Occupational Advisory Committees are another way the community participates in the school. Representatives from local businesses help teachers and administrators understand the trends in their fields and explain what they need and expect out of workers.
The hands-on nature of the work at the Career Center is a draw for many students.
"I would much rather be working on a computer than in a book," Johnson said.
"I like doing something that I love for three hours of the day," senior food service production student Jacob Papalia said.
He plans to go through eight years of higher education on his path to opening his own restaurant.
"This place prepares you for the future," Papalia said. "No doubt in my mind.
"I found this class by accident, but I'm really glad I did. It's a privilege to be here."
"This is not unusual for our kids to be able to explain exactly what they're doing, why they're doing it and where they're going with it," Bonavita said.

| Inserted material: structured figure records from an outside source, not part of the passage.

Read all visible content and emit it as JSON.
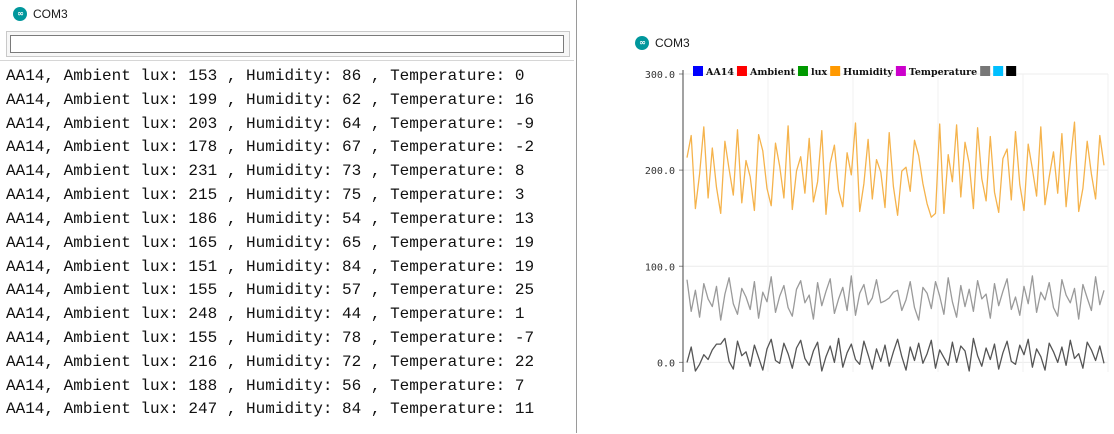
{
  "monitor": {
    "title": "COM3",
    "logo": "arduino-logo-icon",
    "input_value": "",
    "lines": [
      "AA14, Ambient lux: 153 , Humidity: 86 , Temperature: 0",
      "AA14, Ambient lux: 199 , Humidity: 62 , Temperature: 16",
      "AA14, Ambient lux: 203 , Humidity: 64 , Temperature: -9",
      "AA14, Ambient lux: 178 , Humidity: 67 , Temperature: -2",
      "AA14, Ambient lux: 231 , Humidity: 73 , Temperature: 8",
      "AA14, Ambient lux: 215 , Humidity: 75 , Temperature: 3",
      "AA14, Ambient lux: 186 , Humidity: 54 , Temperature: 13",
      "AA14, Ambient lux: 165 , Humidity: 65 , Temperature: 19",
      "AA14, Ambient lux: 151 , Humidity: 84 , Temperature: 19",
      "AA14, Ambient lux: 155 , Humidity: 57 , Temperature: 25",
      "AA14, Ambient lux: 248 , Humidity: 44 , Temperature: 1",
      "AA14, Ambient lux: 155 , Humidity: 78 , Temperature: -7",
      "AA14, Ambient lux: 216 , Humidity: 72 , Temperature: 22",
      "AA14, Ambient lux: 188 , Humidity: 56 , Temperature: 7",
      "AA14, Ambient lux: 247 , Humidity: 84 , Temperature: 11"
    ]
  },
  "plotter": {
    "title": "COM3",
    "logo": "arduino-logo-icon"
  },
  "chart_data": {
    "type": "line",
    "title": "",
    "xlabel": "",
    "ylabel": "",
    "ylim": [
      -10,
      300
    ],
    "yticks": [
      0,
      100,
      200,
      300
    ],
    "ytick_labels": [
      "0.0",
      "100.0",
      "200.0",
      "300.0"
    ],
    "grid": true,
    "legend_position": "top",
    "legend": [
      {
        "label": "AA14",
        "color": "#0000ff"
      },
      {
        "label": "Ambient",
        "color": "#ff0000"
      },
      {
        "label": "lux",
        "color": "#009900"
      },
      {
        "label": "Humidity",
        "color": "#ff9900"
      },
      {
        "label": "Temperature",
        "color": "#cc00cc"
      }
    ],
    "legend_trailing_swatches": [
      "#777777",
      "#00bfff",
      "#000000"
    ],
    "x": [
      0,
      1,
      2,
      3,
      4,
      5,
      6,
      7,
      8,
      9,
      10,
      11,
      12,
      13,
      14,
      15,
      16,
      17,
      18,
      19,
      20,
      21,
      22,
      23,
      24,
      25,
      26,
      27,
      28,
      29,
      30,
      31,
      32,
      33,
      34,
      35,
      36,
      37,
      38,
      39,
      40,
      41,
      42,
      43,
      44,
      45,
      46,
      47,
      48,
      49,
      50,
      51,
      52,
      53,
      54,
      55,
      56,
      57,
      58,
      59,
      60,
      61,
      62,
      63,
      64,
      65,
      66,
      67,
      68,
      69,
      70,
      71,
      72,
      73,
      74,
      75,
      76,
      77,
      78,
      79,
      80,
      81,
      82,
      83,
      84,
      85,
      86,
      87,
      88,
      89,
      90,
      91,
      92,
      93,
      94,
      95,
      96,
      97,
      98,
      99
    ],
    "series": [
      {
        "name": "Ambient lux",
        "color": "#f5b34c",
        "values": [
          213,
          236,
          160,
          196,
          245,
          171,
          223,
          182,
          155,
          230,
          201,
          174,
          242,
          166,
          210,
          193,
          158,
          237,
          220,
          181,
          163,
          228,
          204,
          171,
          246,
          159,
          199,
          214,
          176,
          233,
          167,
          188,
          241,
          154,
          207,
          226,
          179,
          162,
          218,
          195,
          249,
          157,
          186,
          232,
          170,
          211,
          198,
          161,
          239,
          183,
          153,
          199,
          203,
          178,
          231,
          215,
          186,
          165,
          151,
          155,
          248,
          155,
          216,
          188,
          247,
          172,
          229,
          207,
          160,
          244,
          191,
          168,
          235,
          177,
          156,
          212,
          222,
          169,
          240,
          185,
          158,
          227,
          201,
          173,
          245,
          164,
          193,
          219,
          176,
          238,
          162,
          208,
          250,
          157,
          181,
          230,
          196,
          170,
          236,
          205
        ]
      },
      {
        "name": "Humidity",
        "color": "#9a9a9a",
        "values": [
          86,
          53,
          75,
          47,
          82,
          66,
          58,
          79,
          44,
          71,
          88,
          61,
          50,
          77,
          68,
          55,
          84,
          46,
          73,
          63,
          89,
          52,
          69,
          80,
          57,
          48,
          76,
          85,
          62,
          70,
          45,
          83,
          59,
          74,
          87,
          51,
          66,
          78,
          54,
          90,
          49,
          72,
          81,
          60,
          67,
          86,
          62,
          64,
          67,
          73,
          75,
          54,
          65,
          84,
          57,
          44,
          78,
          72,
          56,
          84,
          69,
          50,
          88,
          63,
          47,
          80,
          58,
          76,
          53,
          85,
          66,
          71,
          46,
          82,
          59,
          74,
          87,
          55,
          68,
          49,
          79,
          61,
          90,
          52,
          73,
          65,
          83,
          57,
          48,
          86,
          70,
          62,
          77,
          45,
          81,
          67,
          54,
          89,
          60,
          75
        ]
      },
      {
        "name": "Temperature",
        "color": "#555555",
        "values": [
          0,
          16,
          -9,
          -2,
          8,
          3,
          13,
          19,
          19,
          25,
          1,
          -7,
          22,
          7,
          11,
          -4,
          18,
          5,
          -8,
          14,
          24,
          2,
          -1,
          20,
          9,
          -6,
          15,
          23,
          4,
          -3,
          12,
          21,
          -9,
          6,
          17,
          0,
          25,
          -5,
          10,
          19,
          3,
          -2,
          22,
          8,
          -7,
          14,
          1,
          18,
          -4,
          11,
          24,
          6,
          -8,
          16,
          2,
          20,
          -1,
          9,
          23,
          -6,
          13,
          5,
          -3,
          21,
          0,
          17,
          12,
          -9,
          25,
          7,
          -4,
          15,
          3,
          19,
          -7,
          10,
          22,
          1,
          -2,
          18,
          8,
          24,
          -5,
          14,
          6,
          -8,
          20,
          11,
          0,
          16,
          -3,
          23,
          4,
          9,
          -6,
          21,
          13,
          2,
          17,
          -1
        ]
      }
    ]
  }
}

Another senior, Emily Raybuck, is also finishing the food service production course. She, however, does not intend to go into the food service industry.
"This is more of a hobby," she said. "I really enjoy cooking and being around people.
"We have a lot more hands-on work and our teacher is working with us. We get to know our teachers... develop a relationship. That makes it easier for us."
Some of the lessons will serve her as well in nursing as in food service.
"I've learned to deal with situations in a more positive way," she said. "It's really taught me to deal with people.
"I'm really proud of this. I feel I present myself and my school well."